- Education: Harvard University (BA)
- Occupation: Journalist
- Website: Official Website

= Graeme Wood (journalist) =

Canadian-American journalist (born 1979)

Graeme Charles Arthur Wood is an American-Canadian staff writer for The Atlantic and a lecturer in political science at Yale University. He was awarded the Edward R. Murrow Press Fellowship of the Council on Foreign Relations and won the Canadian Governor General's Award for English-language non-fiction for his book The Way of the Strangers: Encounters with the Islamic State.

==Early life and education==
Wood grew up in Dallas and graduated from St. Mark's School of Texas in 1997. He attended Deep Springs College before transferring to Harvard College, graduating in 2001. While at Harvard, he wrote for The Harvard Crimson.

== Career ==
Wood is a staff writer at The Atlantic and was a contributing editor beforehand. He has also written for The Cambodia Daily, The New Yorker, The American Scholar, The New Republic, Bloomberg Businessweek, Culture+Travel, The Wall Street Journal and the International Herald Tribune. He served as books editor of Pacific Standard.

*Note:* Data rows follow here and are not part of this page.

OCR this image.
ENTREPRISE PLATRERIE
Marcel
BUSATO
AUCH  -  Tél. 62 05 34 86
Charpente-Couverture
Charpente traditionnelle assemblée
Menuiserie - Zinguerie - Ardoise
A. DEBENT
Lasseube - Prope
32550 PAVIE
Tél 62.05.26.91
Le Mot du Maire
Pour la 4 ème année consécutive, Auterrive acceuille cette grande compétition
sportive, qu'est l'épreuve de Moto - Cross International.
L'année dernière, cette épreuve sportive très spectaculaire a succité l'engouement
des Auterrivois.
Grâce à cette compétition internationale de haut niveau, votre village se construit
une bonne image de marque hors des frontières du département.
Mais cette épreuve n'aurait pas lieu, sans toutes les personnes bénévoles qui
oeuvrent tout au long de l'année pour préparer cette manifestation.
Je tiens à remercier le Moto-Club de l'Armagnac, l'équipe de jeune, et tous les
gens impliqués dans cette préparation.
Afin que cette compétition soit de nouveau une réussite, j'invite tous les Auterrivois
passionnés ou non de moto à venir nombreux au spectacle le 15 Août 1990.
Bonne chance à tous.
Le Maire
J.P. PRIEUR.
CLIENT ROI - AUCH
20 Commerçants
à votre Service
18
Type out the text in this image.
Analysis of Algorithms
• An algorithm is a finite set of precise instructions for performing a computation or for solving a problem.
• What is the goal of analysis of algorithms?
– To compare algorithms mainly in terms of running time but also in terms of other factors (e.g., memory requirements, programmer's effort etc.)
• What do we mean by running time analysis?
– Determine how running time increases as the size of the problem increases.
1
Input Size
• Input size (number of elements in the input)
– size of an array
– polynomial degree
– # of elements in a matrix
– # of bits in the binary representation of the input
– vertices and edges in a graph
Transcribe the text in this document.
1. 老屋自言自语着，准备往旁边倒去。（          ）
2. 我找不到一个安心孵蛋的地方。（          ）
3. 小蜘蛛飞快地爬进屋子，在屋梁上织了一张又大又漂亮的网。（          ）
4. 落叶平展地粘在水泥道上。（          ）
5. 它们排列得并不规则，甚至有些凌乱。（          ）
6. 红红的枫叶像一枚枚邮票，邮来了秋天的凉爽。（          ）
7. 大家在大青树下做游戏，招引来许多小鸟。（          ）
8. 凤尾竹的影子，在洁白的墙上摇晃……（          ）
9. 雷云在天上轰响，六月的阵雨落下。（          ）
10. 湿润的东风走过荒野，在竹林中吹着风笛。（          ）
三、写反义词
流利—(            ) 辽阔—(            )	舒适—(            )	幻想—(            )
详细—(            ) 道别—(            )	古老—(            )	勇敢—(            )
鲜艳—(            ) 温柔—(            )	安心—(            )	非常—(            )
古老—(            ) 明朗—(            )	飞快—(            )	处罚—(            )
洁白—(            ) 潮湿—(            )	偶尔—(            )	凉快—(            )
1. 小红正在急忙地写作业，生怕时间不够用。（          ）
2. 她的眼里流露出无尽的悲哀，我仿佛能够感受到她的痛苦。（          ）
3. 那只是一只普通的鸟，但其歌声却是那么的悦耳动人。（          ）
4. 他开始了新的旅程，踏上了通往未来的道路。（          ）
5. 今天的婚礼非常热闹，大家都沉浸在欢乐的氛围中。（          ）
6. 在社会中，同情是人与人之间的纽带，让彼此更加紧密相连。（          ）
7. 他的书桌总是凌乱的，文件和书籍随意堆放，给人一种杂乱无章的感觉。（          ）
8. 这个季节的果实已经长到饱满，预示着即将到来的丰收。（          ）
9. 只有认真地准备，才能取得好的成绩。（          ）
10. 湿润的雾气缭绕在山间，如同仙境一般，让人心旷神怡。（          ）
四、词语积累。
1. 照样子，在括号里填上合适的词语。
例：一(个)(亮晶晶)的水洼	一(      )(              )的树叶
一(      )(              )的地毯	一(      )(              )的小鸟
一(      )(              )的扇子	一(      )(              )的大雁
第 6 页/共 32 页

Wood has been a lecturer in political science at Yale University since 2014.

In 2024, Wood wrote an article titled, The UN's Gaza Statistics Make No Sense, published by The Atlantic, which became the subject of controversy. In the article, Wood stated that "It is possible to kill children legally, if for example one is being attacked by an enemy who hides behind them. But the sight of a legally killed child is no less disturbing than the sight of a murdered one." Some media outlets criticized the magazine for publishing the article.

=== Recognition ===
Wood was awarded the 2015–2016 Edward R. Murrow Press Fellowship of the Council on Foreign Relations. Prior, he was awarded a 2009 Reporting Fellowship Grant from the South Asian Journalists Association

In 2017, Wood won the Canadian Governor General's Award for English-language non-fiction for his book The Way of the Strangers: Encounters with the Islamic State.